Composable is easily implemented and managed.
Technology is rapidly evolving, and today’s consumers expect their FIs to look, feel and act like the other tech applications they know and love, such as digital entertainment, social media applications or e-commerce websites. Also, market forces, such as rising interest rates and slowing macroeconomic forces, have led FIs to reevaluate their customer experiences. For example, research by Accenture finds that rising interest rates have ignited bank product innovation, specifically to meet customer needs and offer personalized, integrated services across their product suite.
To meet these expectations, financial institutions often turn to a single vendor to replace the entirety of their digital infrastructure. While a one-stop shop appears to be the easiest way to upgrade tech, this approach requires frequent updates and innovation constraints. A single solution cannot keep up with every technological advancement, obstacle and change down the road.
Alternatively, composable architecture can adapt, modulate and evolve with technological advances. Breaking down products and services into individual components enables financial institutions to quickly adapt to changing market conditions and customer needs. If a particular feature loses popularity or requires maintenance, developers can easily remove it without replacing the entire system and add a new feature in its absence. Additionally, developers can proactively introduce new capabilities ahead of the curve, enabling institutions to tap into new verticals. Institutions can be agile, competitive and responsive to customer demands while avoiding the traditionally lengthy process of total infrastructure reconstruction.
Composable is cost-effective.
Some financial institutions believe composable ecosystems are more expensive because they require multiple vendors. However, legacy systems are typically less sustainable and cost-effective in the long run due to the constant updates and customizations required to ensure compatibility with the changing digital environment. When the needs or demands of the organization inevitably change, legacy systems cannot be re-coded or re-engineered as easily as a composable model. With a single vendor, FIs must use precious resources to make that one system work, resulting in a slower time to market and reduced productivity.
On the other hand, composable architecture presents an opportunity for financial institutions to be more cost-efficient. By shifting from a time-consuming coding process to an API configuration, FIs can easily update their tech alongside the core resulting in a faster go-to-market. Low or no-code composable models also reduce the need for specialist resources or talent, freeing-up in-house resources for innovation and new product development. By the time the single-vendor upgrade is ready, competitors with composable architectures have already introduced and refined several capabilities.
Composable is more reliable.
As composable banking is a cutting-edge and relatively new technology, some mistake it as the more precarious digital transformation option. The belief that one faulty software solution can bring the whole system down and the need for multiple vendors fuel the misconception that composability isn’t reliable. Segmentation is an advantage of composable architecture because each component is specially selected and implemented to meet the FI needs and run alongside the core. Composable banking enables FIs to leverage the best solutions on the market without slowing down innovation for a complete system overhaul.

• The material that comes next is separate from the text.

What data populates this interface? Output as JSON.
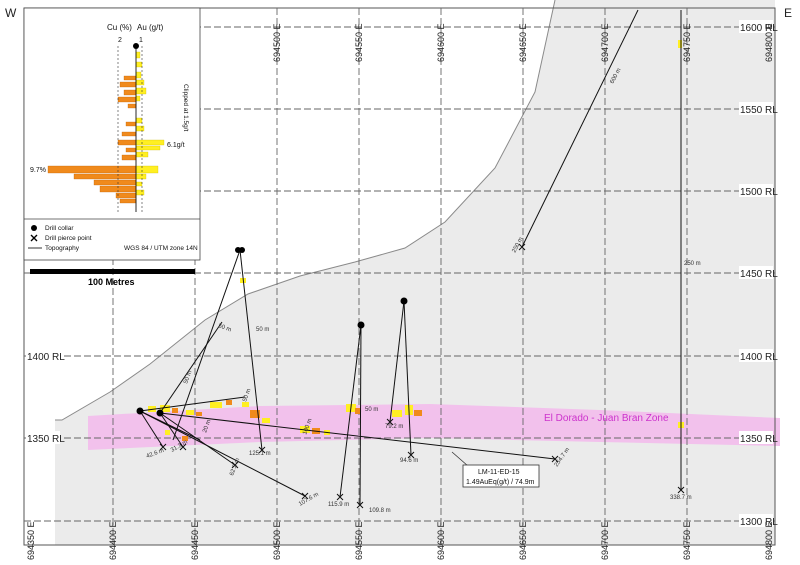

Additionally, cloud-native, composable solutions mitigate risks. Cloud service providers manage each component in the ecosystem to ensure the best technology, expertise and protection against known dangers such as outages and cyberattacks. For example, institutions can incorporate tools designed to combat malware attacks and prevent data breaches for added security. Additionally, the incremental nature of composable architecture means that engineers can reverse installations if they no longer meet the needs of the FI.
The Future is Composable.
As the financial sector continues to evolve, composable banking is the most innovative foundation that offers endless possibilities for customization and scalability. Composable banking provides revenue, efficiency and security benefits, meeting the growing consumer demand without compromising usability. The future is composable banking, so financial institutions should embrace it now or risk being outdated.